TuS Eintracht Overberge – Lüner SV (Sa. 17.45 Uhr)
Auf dem Papier die leichteste Augabe zu bewältigen hat am Samstag Overberge. Eine Sieg soll her, eine Niederlage wie im Hinspiel gegen den Tabellenletzten wäre jedenfalls eine Überraschung – und die will man vor eigenem Publikum und zudem am letzten Spieltag unter allen Umständen vermeiden. Bis auf Torhüter Wrenger kann TuS-Spielertrainer Karsten Rockel „volle Kapelle'“ aufbieten. „Wir haben noch einmal gut trainiert“, so Rockel, „und wir sind motiviert.“

SuS Oberaden II – VfL Kamen (Sa. 17.45 Uhr)
Als letzte Bewährung wertet Oberaden-Coach Sascha Rau die Heimaufgabe gegen den VfL. Die Meisterschaft ist längst „eingetütet“, aber nach den Eindrücken aus dem Hinspiel habe man sich da „trotz des Sieges zu billig verkauft.“ Noch einmal konzentriert soll die Aufgabe angegangen werden, besser als zuletzt in Lünen und ein Sieg zum Abschluss soll her. Da hat sein VfL-Kollege Tobias Goeke natürlich seine Einwände, möchte zum Abschluss noch die zwei Punkte einfahren, für sich persönlich  zum Abschluss und für den VfL. Er muss auf Mohr, Sutmeier, Schuster und Jagusch verzichten. Sascha Rau kann Bestbesetzung aufbieten. Für die neue Saison stehen die Neuzugänge Weber (Altenbögge), Meier (TuRa) und Heinz (ASV Hamm) fest.
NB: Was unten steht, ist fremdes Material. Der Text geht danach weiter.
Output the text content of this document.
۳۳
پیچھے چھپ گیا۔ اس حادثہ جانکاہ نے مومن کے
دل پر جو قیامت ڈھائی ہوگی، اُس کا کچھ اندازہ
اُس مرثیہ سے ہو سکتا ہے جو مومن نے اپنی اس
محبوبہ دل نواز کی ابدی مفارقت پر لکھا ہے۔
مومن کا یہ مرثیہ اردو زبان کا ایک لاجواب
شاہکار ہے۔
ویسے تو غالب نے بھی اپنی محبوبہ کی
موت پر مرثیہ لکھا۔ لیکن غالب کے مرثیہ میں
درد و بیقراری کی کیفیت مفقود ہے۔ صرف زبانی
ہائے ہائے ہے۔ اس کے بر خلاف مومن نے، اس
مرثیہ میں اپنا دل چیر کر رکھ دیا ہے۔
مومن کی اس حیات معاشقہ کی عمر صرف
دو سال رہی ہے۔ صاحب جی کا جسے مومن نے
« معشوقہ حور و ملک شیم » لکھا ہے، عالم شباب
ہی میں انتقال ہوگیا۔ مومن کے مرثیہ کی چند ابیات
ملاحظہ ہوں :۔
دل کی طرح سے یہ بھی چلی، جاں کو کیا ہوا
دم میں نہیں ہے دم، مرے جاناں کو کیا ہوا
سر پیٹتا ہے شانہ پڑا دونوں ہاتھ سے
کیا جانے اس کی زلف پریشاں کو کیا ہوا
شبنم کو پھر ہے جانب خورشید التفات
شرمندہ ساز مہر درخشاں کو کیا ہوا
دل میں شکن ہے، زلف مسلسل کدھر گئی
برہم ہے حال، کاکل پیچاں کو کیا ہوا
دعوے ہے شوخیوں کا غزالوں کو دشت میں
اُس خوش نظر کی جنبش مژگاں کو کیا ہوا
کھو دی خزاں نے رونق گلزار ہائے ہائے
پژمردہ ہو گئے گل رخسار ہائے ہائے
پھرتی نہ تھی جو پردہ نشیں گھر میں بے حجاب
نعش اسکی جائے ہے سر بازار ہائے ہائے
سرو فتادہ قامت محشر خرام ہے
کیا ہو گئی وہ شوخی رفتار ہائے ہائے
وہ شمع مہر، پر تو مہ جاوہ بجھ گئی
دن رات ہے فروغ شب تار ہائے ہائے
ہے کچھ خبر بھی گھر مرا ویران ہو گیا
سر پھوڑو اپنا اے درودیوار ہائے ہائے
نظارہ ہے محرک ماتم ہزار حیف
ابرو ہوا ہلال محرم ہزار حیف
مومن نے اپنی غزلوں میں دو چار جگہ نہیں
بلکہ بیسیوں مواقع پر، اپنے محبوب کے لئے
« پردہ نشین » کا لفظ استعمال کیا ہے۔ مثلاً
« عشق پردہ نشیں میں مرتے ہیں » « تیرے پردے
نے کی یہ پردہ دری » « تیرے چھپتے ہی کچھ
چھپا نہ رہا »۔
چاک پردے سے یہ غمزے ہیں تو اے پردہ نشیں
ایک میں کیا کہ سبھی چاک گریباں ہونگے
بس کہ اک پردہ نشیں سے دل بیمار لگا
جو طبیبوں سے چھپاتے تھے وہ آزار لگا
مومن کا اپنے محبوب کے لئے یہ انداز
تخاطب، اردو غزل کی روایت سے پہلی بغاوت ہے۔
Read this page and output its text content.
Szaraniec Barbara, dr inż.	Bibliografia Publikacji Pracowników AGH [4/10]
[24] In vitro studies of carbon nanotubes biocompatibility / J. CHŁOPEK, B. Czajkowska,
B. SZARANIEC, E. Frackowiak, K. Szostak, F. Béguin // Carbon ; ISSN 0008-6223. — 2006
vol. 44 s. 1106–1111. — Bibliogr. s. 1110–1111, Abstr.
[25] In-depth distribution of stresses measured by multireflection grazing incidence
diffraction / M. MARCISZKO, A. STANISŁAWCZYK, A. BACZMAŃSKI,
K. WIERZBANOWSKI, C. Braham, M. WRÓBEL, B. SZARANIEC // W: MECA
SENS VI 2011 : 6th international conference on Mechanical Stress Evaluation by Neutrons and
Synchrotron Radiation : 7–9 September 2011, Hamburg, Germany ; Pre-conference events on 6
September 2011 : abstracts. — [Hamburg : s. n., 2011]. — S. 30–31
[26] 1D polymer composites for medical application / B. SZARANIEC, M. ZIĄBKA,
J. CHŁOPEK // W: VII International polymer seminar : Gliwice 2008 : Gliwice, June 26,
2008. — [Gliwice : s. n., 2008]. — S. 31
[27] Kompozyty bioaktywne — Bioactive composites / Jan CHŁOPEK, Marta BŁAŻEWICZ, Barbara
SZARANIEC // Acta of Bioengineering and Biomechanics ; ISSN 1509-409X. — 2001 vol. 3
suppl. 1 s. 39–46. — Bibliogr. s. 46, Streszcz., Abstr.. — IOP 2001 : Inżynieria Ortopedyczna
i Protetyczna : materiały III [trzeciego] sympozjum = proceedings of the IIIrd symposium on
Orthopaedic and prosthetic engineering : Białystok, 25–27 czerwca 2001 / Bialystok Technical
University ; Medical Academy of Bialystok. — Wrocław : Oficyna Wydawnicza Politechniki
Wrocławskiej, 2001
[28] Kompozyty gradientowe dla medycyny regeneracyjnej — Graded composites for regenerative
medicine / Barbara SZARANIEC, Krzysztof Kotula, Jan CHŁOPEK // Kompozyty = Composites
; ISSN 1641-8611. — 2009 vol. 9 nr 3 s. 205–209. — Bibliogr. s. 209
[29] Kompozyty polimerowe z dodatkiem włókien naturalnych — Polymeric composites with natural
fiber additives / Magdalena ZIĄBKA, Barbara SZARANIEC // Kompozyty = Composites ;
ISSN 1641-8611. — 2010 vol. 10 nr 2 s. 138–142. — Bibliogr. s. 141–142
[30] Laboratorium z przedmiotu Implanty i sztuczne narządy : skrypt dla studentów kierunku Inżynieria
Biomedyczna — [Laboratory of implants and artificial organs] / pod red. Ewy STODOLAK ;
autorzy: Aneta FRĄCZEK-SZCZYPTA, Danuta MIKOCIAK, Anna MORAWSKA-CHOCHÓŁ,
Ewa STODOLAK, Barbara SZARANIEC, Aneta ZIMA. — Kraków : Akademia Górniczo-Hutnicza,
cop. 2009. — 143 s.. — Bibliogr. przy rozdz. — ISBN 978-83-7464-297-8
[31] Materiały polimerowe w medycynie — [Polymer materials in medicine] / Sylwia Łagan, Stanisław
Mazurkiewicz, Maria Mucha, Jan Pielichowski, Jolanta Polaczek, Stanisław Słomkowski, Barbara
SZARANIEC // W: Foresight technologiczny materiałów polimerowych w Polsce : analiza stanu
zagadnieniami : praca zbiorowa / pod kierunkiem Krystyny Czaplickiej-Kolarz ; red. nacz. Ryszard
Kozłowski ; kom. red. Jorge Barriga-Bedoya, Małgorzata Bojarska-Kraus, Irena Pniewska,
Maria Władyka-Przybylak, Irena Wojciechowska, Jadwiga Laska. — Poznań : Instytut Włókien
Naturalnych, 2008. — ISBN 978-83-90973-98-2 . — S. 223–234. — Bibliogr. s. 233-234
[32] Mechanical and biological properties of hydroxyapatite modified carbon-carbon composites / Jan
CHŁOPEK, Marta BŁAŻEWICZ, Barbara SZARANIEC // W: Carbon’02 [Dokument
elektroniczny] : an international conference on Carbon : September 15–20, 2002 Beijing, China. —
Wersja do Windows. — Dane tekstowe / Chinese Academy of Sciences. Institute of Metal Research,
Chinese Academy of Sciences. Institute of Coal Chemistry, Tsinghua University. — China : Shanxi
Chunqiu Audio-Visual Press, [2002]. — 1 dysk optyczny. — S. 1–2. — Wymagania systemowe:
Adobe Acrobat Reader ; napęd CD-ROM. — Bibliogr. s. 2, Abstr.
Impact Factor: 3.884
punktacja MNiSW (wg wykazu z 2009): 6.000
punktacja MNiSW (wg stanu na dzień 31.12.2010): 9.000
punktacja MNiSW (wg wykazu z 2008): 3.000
Soester TV 2 – HC TuRa Bergkamen 2 (Sa. 19 Uhr)
Krasser Außenseiter ist die TuRa-Reserve beim Tabellenzweiten. „Aber“, so sagt Coach Niklas Domanki, „wir wollen uns so teuer wie möglich verkaufen.“ Im Hinspiel hielt sich seine Truppe achtbar und das gilt es zu wiederholen. Brandt und N. Tecklenborg werden ausfallen. „Das letzte Saisonspiel, wir sehnen das Saisonende herbei.“

TuS Jahn Dellwig – TV Ennigerloh (So. 17 Uhr)
Das Minimalziel, der Klassenerhalt, ist erreicht. Jetzt möchte man in Dellwig noch einen versöhnlichen Saisonabschluss einer nicht so befriedigenden Saison hinlegen. „Wir sind froh, wenn es zu Ende geht“, gesteht TuS-Trainer Boris Heinemann. Er verlangt von seiner Mannchaft noch einmal eine stimmige Einstellung. Im Hinspiel kassierte man eine ärgerliche Niederlage, haderte mit vielen strittigen Schiri-Entscheidungen. Personelle Ausfälle sind nicht zu erwarten.

Bild: Mit einem Sieg gegen den VfL will sich Meister SuS Oberaden II standesgemäß aus der Saison verabschieden.